[Arrays] Check If N and Its Double Exist
Categories: Arrays
Tags: Check
📋 This is my note-taking from what I learned in LeetCode!
Problem
Given an array arr of integers, check if there exist two indices i and j such that :
- i != j
- 0 <= i, j < arr.length
- arr[i] == 2 * arr[j]
Example 1:
- Input: arr = [10,2,5,3]
- Output: true
- Explanation: For i = 0 and j = 2, arr[i] == 10 == 2 * 5 == 2 _ arr[j]
Example 2:
- Input: arr = [3,1,7,11]
- Output: false
- Explanation: There is no i and j that satisfy the conditions.
Constraints:
- 2 <= arr.length <= 500
- -10^3 <= arr[i] <= 10^3
Hint #1:
Loop from i = 0 to arr.length, maintaining in a hashTable the array elements from [0, i - 1].
Hint #2:
On each step of the loop check if we have seen the element 2 * arr[i] so far or arr[i] / 2 was seen if arr[i] % 2 == 0.
Solution
Approach 1: Keeping track of elements seen so far
Iterating through the input array → Keeping track of elements seen so far in a hash table
For each element arr[i] in the array, we check if its double (2 * arr[i]) or half (arr[i] / 2) has been seen before.
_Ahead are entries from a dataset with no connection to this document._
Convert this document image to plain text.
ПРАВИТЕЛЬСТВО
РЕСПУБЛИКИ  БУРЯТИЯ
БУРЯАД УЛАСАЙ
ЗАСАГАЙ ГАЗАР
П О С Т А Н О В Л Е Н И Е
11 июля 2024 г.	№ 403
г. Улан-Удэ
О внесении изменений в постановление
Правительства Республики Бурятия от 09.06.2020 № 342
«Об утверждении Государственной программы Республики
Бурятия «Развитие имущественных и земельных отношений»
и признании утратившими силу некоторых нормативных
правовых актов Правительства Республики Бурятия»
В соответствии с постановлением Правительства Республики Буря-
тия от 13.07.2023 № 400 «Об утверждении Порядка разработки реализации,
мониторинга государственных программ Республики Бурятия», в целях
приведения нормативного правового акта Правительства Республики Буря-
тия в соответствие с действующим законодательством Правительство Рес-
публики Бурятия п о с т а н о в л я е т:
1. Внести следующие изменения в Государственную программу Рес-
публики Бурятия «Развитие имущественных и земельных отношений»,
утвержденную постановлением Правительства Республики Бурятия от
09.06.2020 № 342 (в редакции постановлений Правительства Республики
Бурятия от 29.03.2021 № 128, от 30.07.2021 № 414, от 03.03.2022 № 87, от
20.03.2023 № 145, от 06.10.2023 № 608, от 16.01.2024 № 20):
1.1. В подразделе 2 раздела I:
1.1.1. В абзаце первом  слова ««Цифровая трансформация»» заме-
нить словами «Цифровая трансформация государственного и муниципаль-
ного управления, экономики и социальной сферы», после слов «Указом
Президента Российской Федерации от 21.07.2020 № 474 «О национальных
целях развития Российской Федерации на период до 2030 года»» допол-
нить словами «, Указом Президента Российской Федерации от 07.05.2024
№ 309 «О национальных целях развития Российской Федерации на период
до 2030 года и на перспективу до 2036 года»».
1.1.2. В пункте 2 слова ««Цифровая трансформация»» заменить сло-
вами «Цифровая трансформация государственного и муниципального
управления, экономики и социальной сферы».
If 2 * arr[i] or arr[i] / 2 is found in the hash table, we have found two indices i and j such that i != j, 0 <= i, j < arr.length, and arr[i] == 2 * arr[j] or arr[i] == arr[j] / 2. In this case, we return True.
If we have iterated through the entire array and have not found a matching pair of indices, we return False.
Algorithm:
- Initialize an empty hash table “seen”.
- Iterate through the input array arr, with index i from 0 to n-1, where n is the length of arr.
- For each arr[i], check if 2 * arr[i] or arr[i] / 2 is in the seen hash table. If it is, return True.
- Otherwise, add arr[i] to the seen hash table.
- If we have iterated through the entire array and not found a match, return False.
def checkIfExist(arr: list[int]) -> bool:
seen = {}
for i in range(len(arr)):
if (arr[i] * 2 in seen) or (arr[i] % 2 == 0 and arr[i] // 2 in seen):
return True
seen[arr[i]] = i
return False
arr = [10, 2, 5, 3]
result = checkIfExist(arr)
print(result)
Complexity Analysis
- Time Complexity: O(n), where n is the length of the input array, since it involves iterating over the entire array once.
- Space Complexity: O(n), since the size of the dictionary (seen) used to store the elements seen so far in the array can grow up to the size of the input array.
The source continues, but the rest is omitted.